1. JOGO ANADIÔMENO E A INSTAURAÇÃO DA VISUALIDADE

Interessa-nos nesse momento esmiuçar os procedimentos a ponto de entender como as questões em Polaroids fundamentam-se poeticamente na linguagem criando suas bases no campo visual. Para pensar o processo criativo de Frank, retomamos Andrea (figura 20, p.61), já discutida anteriormente como repetição com singularidade e diferença. Nesta imagem um movimento se constrói a partir do ritmo dos elementos que estão colocados no trabalho; as palavras, imagens, cores, espaços vazios e também sua forma, sugerem uma modelagem incompleta em espera de desfecho. O que o encontro destes procedimentos sobre a mesma superfície aponta é uma operação como um processo de montagem de onde emerge a dinâmica das relações. Aqui o jogo em questão é o da alteração, ou seja, um movimento de linguagem que instaura a imagem de um novo, transfigurado desde seu caráter de coisa.

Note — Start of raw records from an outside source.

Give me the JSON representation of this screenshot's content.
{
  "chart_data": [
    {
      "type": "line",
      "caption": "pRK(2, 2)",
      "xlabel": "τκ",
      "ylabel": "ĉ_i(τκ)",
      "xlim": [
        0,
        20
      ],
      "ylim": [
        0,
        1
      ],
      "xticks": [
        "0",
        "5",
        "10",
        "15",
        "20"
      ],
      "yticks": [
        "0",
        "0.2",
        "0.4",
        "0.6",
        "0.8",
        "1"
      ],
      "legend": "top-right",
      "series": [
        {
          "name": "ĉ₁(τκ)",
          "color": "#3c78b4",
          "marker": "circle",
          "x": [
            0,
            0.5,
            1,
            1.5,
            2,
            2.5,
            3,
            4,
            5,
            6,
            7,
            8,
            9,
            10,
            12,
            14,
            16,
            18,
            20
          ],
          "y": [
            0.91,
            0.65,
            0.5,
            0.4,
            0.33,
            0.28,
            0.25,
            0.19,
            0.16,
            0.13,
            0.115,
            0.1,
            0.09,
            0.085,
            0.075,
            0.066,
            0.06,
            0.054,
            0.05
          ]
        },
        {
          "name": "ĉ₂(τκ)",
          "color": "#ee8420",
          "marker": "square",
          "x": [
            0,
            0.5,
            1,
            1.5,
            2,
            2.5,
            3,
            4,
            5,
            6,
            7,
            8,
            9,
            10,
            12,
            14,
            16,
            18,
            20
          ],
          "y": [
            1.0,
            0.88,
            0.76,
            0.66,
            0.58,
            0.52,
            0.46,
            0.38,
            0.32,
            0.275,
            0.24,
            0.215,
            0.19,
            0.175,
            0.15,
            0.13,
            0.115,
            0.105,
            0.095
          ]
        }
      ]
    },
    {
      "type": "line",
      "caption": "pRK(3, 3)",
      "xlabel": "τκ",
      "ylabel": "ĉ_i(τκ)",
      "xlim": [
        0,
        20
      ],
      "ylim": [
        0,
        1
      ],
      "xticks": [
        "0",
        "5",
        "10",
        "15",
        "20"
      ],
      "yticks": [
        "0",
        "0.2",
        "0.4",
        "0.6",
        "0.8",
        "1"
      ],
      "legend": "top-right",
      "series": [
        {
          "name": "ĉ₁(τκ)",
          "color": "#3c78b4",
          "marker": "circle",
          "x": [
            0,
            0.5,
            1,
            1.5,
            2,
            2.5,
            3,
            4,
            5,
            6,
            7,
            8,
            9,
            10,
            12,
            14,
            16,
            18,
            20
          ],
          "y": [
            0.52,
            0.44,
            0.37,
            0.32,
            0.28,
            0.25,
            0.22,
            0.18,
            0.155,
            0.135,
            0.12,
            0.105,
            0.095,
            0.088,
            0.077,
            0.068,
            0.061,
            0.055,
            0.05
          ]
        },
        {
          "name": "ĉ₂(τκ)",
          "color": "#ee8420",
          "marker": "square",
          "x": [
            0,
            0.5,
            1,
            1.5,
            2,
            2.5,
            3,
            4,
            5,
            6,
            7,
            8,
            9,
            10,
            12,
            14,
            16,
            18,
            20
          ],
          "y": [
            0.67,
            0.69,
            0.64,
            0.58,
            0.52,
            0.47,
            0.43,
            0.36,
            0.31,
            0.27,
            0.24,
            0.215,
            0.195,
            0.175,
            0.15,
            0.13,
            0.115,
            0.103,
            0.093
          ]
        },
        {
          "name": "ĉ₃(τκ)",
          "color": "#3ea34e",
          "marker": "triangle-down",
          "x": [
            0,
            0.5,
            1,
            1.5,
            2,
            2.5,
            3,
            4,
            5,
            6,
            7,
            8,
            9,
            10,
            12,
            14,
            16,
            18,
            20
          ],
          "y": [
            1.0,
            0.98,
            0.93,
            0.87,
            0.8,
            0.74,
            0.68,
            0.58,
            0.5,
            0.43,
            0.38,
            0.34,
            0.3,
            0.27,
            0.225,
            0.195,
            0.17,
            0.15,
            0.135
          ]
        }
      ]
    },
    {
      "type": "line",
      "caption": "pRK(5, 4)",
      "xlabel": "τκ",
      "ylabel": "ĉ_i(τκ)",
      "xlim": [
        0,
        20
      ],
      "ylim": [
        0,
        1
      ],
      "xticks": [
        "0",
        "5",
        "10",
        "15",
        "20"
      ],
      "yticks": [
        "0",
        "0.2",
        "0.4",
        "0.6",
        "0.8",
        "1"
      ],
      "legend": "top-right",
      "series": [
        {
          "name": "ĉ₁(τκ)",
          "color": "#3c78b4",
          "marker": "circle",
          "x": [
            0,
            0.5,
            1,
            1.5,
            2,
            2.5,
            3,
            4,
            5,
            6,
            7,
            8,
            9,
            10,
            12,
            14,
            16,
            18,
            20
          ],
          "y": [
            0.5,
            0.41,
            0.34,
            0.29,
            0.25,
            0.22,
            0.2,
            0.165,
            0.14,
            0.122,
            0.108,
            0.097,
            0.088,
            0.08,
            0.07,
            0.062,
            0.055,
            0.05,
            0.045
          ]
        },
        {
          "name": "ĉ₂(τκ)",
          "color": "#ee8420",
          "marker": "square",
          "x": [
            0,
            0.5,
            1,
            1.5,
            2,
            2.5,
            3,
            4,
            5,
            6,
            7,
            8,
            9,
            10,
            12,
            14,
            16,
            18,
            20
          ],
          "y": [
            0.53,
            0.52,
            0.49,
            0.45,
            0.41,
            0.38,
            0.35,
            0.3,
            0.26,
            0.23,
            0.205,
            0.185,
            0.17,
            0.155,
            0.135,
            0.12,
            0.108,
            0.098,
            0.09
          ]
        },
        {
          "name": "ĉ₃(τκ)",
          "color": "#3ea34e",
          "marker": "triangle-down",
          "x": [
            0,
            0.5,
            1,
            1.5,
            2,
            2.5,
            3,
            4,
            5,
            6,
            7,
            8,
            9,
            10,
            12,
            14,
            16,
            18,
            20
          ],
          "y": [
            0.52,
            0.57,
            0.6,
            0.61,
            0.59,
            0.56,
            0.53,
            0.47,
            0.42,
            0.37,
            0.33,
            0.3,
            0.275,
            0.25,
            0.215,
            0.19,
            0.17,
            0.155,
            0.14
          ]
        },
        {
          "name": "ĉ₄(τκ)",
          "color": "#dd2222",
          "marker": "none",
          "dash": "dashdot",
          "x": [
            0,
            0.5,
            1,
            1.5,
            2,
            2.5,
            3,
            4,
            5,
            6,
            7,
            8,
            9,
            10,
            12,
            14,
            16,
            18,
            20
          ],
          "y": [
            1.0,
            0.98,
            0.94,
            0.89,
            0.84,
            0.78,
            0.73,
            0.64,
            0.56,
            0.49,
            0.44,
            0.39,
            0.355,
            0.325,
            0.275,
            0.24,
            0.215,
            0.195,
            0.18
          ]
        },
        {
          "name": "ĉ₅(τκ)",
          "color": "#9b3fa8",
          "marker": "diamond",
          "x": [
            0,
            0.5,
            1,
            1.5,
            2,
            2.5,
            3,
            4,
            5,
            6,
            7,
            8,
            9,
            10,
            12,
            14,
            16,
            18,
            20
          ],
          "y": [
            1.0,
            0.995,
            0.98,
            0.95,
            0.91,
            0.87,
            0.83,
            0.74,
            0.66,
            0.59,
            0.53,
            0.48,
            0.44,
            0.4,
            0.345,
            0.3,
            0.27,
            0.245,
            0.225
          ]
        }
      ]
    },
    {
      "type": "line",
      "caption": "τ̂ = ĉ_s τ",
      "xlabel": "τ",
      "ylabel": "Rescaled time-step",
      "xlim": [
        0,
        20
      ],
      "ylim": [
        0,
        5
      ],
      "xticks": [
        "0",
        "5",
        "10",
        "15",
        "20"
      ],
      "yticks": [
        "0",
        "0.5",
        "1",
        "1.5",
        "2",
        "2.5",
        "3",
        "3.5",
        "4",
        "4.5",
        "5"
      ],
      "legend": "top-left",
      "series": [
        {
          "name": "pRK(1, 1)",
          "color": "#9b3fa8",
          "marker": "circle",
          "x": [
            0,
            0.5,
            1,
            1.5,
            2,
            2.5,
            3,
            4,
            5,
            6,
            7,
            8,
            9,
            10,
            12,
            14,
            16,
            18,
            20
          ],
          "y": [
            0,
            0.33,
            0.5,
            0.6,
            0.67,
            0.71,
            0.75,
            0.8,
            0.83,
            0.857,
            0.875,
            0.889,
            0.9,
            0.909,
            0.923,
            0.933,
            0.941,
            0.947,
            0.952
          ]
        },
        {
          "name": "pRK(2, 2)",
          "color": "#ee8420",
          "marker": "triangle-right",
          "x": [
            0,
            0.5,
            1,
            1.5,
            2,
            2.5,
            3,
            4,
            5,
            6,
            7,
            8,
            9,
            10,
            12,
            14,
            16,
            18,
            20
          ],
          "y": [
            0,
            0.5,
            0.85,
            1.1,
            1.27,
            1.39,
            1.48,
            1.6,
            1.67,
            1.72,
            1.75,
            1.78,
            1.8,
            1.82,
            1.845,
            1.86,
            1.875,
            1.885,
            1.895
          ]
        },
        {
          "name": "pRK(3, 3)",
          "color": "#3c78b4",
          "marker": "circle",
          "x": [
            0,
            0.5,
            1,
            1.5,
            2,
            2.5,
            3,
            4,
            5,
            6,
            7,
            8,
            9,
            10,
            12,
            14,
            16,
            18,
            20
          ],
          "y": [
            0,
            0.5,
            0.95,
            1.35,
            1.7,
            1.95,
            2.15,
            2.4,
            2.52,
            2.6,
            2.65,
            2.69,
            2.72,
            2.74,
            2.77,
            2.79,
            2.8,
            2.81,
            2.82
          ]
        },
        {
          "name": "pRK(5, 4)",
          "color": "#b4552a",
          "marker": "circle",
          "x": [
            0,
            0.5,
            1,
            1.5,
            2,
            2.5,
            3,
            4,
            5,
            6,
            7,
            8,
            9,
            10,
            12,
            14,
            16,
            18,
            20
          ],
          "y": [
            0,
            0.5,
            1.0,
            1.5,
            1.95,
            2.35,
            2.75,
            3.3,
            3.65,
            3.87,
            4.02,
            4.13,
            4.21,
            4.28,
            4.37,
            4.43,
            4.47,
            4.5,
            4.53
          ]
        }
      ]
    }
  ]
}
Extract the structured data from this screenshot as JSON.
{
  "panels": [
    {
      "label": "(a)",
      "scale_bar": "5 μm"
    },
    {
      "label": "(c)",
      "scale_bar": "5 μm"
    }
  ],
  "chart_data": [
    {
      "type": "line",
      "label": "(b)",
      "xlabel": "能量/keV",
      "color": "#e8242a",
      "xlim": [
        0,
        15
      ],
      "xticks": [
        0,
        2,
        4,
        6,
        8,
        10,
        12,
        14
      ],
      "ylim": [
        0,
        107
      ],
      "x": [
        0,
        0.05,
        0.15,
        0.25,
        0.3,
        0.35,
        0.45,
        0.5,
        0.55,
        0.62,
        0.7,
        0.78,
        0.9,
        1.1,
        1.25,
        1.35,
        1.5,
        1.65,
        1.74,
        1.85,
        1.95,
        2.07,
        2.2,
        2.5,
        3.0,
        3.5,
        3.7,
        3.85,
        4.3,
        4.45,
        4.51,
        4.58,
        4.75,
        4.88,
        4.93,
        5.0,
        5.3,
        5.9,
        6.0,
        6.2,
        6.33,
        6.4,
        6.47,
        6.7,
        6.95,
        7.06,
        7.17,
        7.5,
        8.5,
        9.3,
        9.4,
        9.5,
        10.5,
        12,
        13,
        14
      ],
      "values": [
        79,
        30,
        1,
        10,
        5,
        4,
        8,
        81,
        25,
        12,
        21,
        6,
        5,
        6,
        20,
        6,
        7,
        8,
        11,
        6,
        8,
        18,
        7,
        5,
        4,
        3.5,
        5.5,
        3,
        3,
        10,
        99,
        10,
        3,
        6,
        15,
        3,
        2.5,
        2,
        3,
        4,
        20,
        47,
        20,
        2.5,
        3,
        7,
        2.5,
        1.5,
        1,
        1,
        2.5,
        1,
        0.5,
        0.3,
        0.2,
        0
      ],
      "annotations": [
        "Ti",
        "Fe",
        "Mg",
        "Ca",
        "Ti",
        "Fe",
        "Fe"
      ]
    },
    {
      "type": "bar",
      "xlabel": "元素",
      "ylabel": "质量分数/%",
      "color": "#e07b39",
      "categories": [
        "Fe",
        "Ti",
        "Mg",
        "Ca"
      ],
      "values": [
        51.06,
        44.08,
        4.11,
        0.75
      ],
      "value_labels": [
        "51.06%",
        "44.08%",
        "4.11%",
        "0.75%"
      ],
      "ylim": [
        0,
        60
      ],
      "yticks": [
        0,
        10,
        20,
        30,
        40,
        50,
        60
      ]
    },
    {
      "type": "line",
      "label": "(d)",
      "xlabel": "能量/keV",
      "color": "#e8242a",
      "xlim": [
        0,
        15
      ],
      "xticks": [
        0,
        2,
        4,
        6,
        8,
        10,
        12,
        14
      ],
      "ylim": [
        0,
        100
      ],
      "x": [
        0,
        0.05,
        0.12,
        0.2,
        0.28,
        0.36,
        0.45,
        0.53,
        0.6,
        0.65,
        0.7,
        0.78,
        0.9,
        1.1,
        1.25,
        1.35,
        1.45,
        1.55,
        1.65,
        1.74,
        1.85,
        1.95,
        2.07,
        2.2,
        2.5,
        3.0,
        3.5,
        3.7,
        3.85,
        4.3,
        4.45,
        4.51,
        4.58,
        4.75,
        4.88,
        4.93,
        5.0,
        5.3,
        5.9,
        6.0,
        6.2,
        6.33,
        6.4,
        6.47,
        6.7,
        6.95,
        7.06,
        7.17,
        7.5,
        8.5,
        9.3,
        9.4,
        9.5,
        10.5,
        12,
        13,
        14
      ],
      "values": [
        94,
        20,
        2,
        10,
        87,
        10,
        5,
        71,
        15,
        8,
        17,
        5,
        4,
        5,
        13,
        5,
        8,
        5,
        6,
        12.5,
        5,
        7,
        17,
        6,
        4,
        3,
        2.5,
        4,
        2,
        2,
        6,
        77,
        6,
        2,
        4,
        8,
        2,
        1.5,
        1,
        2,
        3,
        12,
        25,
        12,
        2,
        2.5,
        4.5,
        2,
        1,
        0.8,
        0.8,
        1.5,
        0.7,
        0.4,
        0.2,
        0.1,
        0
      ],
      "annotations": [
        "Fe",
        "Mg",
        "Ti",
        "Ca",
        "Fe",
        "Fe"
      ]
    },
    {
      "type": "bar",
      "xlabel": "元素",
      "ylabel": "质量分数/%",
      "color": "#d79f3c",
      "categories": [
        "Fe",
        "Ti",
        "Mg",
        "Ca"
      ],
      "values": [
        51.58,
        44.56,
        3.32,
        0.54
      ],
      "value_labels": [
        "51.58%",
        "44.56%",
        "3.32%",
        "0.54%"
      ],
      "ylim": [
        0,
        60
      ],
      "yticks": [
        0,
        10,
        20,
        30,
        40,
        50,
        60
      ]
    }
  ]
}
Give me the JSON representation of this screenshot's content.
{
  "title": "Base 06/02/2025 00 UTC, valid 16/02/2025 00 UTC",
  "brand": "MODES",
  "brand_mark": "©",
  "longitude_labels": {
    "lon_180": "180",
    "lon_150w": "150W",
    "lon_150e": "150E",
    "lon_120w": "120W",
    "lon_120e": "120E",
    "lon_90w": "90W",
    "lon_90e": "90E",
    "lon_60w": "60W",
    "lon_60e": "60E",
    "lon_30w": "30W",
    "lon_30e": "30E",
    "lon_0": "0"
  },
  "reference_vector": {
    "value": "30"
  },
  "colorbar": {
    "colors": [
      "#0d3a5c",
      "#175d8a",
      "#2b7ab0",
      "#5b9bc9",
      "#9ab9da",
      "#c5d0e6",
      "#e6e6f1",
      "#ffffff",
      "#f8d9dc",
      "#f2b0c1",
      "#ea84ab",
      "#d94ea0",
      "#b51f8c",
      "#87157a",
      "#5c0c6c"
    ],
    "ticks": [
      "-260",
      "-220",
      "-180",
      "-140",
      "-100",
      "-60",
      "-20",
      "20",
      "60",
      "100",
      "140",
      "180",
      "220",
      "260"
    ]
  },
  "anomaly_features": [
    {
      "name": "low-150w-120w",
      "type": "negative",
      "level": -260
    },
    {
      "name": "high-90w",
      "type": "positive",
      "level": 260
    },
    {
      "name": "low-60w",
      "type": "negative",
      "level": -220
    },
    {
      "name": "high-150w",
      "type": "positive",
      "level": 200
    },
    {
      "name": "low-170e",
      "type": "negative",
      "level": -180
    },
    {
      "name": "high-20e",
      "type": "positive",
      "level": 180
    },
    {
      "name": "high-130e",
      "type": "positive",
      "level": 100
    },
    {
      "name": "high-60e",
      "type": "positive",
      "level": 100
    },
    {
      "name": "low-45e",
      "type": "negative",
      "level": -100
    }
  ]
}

Para minha filha Andrea que morreu num acidente de avião em Tical, na Guatemala, em 23 de dezembro, ano passado. Ela tinha 21 anos de idade e viveu nessa casa e eu penso nela todo dia103; em Andrea (figura 20, p.61) essas são as frases que se encontram manualmente escritas sobre a superfície. Um pouco mais abaixo é possível ainda ler os trechos: dentro de velhos apetrechos... não manter...diário...agora as coisas estão melhores104, além da assinatura: 1975, Robert Frank, em Mabou, Nova Scotia, Canada. Ao contrário de muitos de seus trabalhos, onde a palavra existe como significante numa perspectiva anônima e obscura, aqui as palavras comunicam um relato que narra um fato passado e seu contexto (que a filha tenha morrido, onde e quando) em conjunção com seu presente (que agora as coisas estão melhores a partir de Mabou). Encontro de tempos onde o passado é tornado presente numa proximidade que desdobra o distante em agora e as noções temporais, tanto do pretérito imperfeito (died, was, lived, last year) quanto do presente (think, every day, now), passam a coexistir em gerúndio, como ação que está acontecendo. Também na disposição entre a fotografia e o vácuo de imagem há uma operação que varia entre esses dois extremos quando jogam em alternâncias, ora pulsando preenchidos ora esvaziados. Se deste modo temos dois momentos que se diferenciam, o que gera um movimento rítmico, tanto a foto quanto o vácuo de imagem se apresentam como significantes. Aqui não se trata de um tudo ou um nada. A sutileza está em que o nada é

103 For my daughter Andrea who died in an airplane crash in Tical in Guatemala on Dec 23, last

year. She was 21 years old and she lived in this house and I think of Andrea every day. (Tradução

nossa).

também preenchimento. O movimento de oposições de mesmo modo também acontece entre o colorido de azul-céu e as pinceladas amarelo-sol quando concorrem suas cores suaves com os pedaços agudos de negro que grudam na parte inferior da obra como coágulos de sangue que não se dissolvem. Vazios, cores suaves, gama tonal de cinzas em fotografias em preto e branco, palavras e tempo, camadas que vão surgindo de uma base de papel de fibra organicamente imperfeito.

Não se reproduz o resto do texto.